UCI, Tour de France Drop French Anti-Doping Agency
Drug testing during this year's Tour de France will be carried out without the French Anti-Doping Agency, the president of the International Cycling Union said on Saturday.
Drug testing during this year's Tour de France will be carried out without the French Anti-Doping Agency (AFLD), the president of the International Cycling Union (UCI) said on Saturday.
The UCI and Tour organisers made the decision following a row with the AFLD over testing procedures during the 2009 race.
Speaking in an interview with Reuters at the Tour Down Under, UCI president Pat McQuaid added that the sport's governing body was in talks with the World Anti-Doping Agency (WADA) about collaborating on the Tour.
"Next July, the UCI will carry out the tests and we are in discussion with WADA so that it sends its observers to supervise the UCI's work during the race," said McQuaid.
"The Tour de France is the biggest cycling event in the world and we want to preserve it."
Last October, the UCI accused the AFLD of failures in its testing procedures after president of the French Anti-Doping Agency Pierre Bordry publicly criticised the governing body's work at the 2009 Tour.
An AFLD report on testing procedures during the race suggested Astana, the team of winner Alberto Contador and seven-times champion Lance Armstrong, were given preferential treatment.
Astana and the UCI dismissed the suggestions as groundless.
McQuaid promised there would be no room for debate over his testers's methods during the 2010 Tour.
"Every aspect of our work will be scrutinised. I want to say that (Tour de France organisers) ASO completely agree with us," he said.
"I must protect our sport. I do not accept doping in cycling, it is unacceptable but cycling is the sport that has been making the biggest efforts and I cannot accept AFLD's criticism."
McQuaid, however, said no arrangements had been made yet for the other UCI-sanctioned races on French soil, such as Paris-Nice, Paris-Roubaix and the Dauphine Libere.

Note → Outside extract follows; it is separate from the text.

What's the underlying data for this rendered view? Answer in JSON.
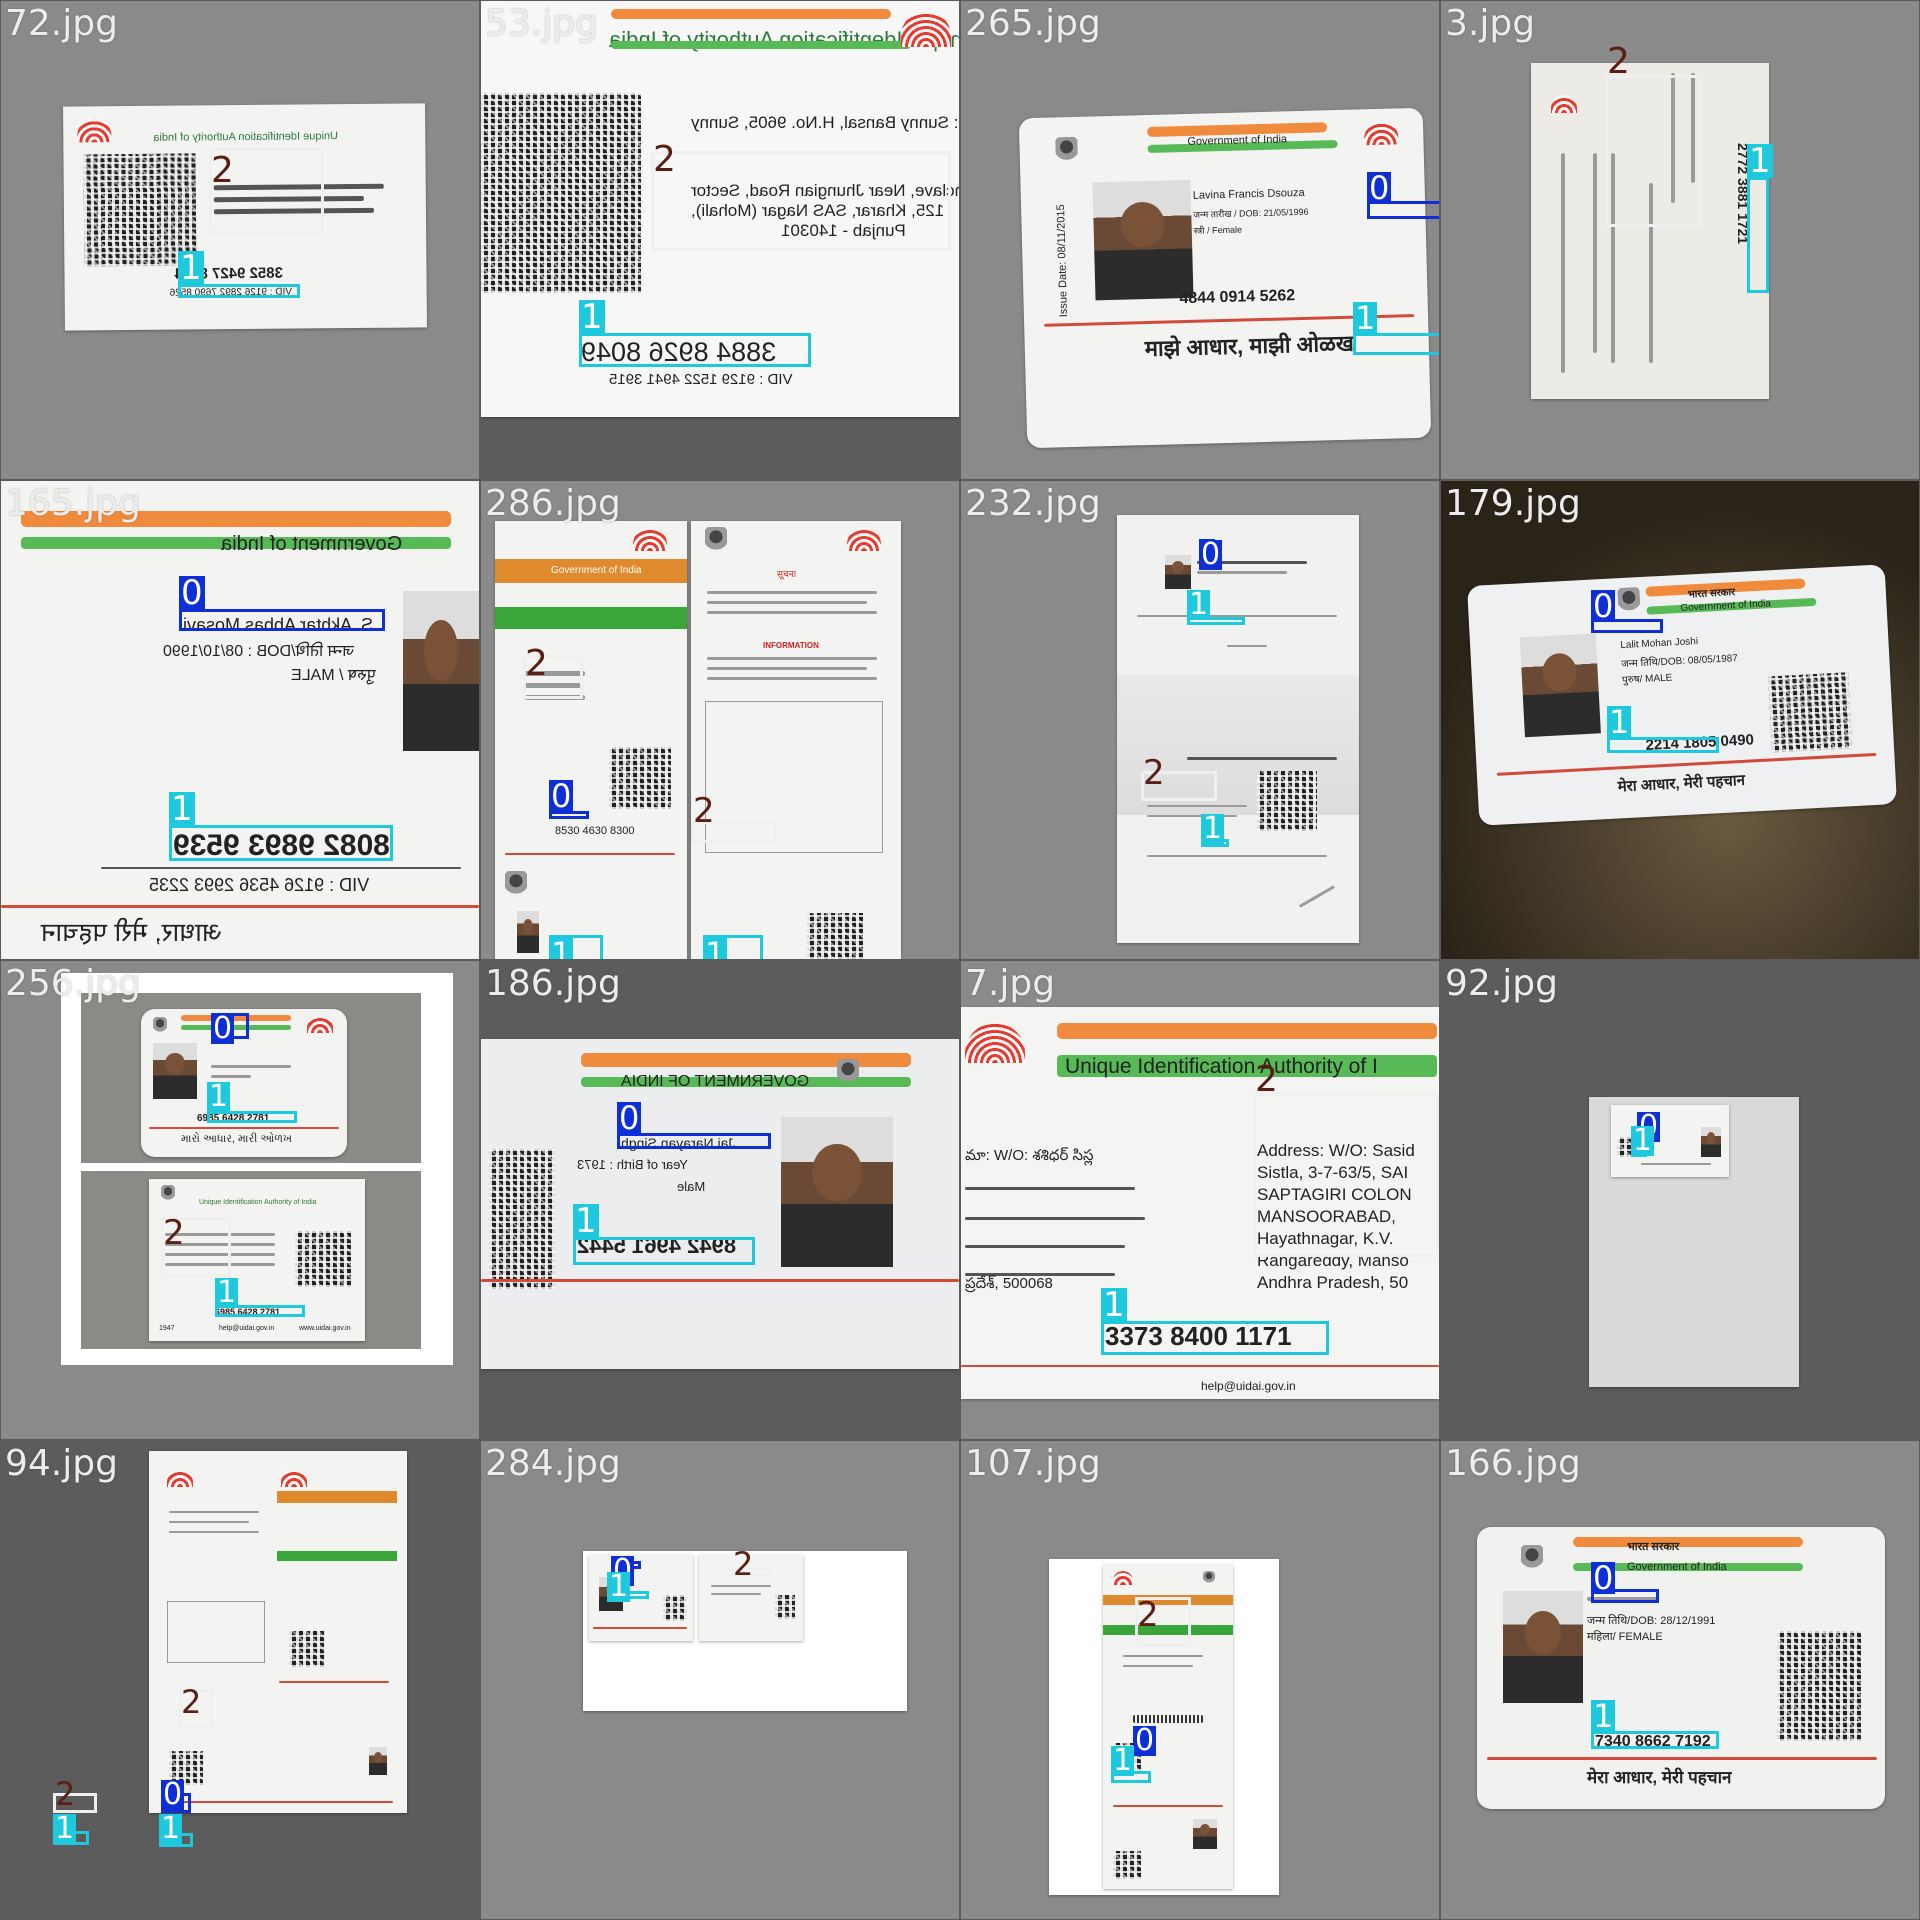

"We are in talks with the president of the French Cycling Federation (FFC) because the FFC is responsible for the controls on these races but no decisions have been made," the Irishman said.
He added the sport had made huge progress in tracking the cheats thanks to the biological passport.
"I am convinced that cycling is on the right path but we must continue our efforts. With the biological passport... with our collaboration with the teams, I think we will soon come to the point where the fans will watch the riders' performances with no doubt about how they achieved them," he said.
"There will always be black sheep, crazy riders who make mistakes but the riders must understand that it is not possible anymore to dope. That is the case for the very large majority of them."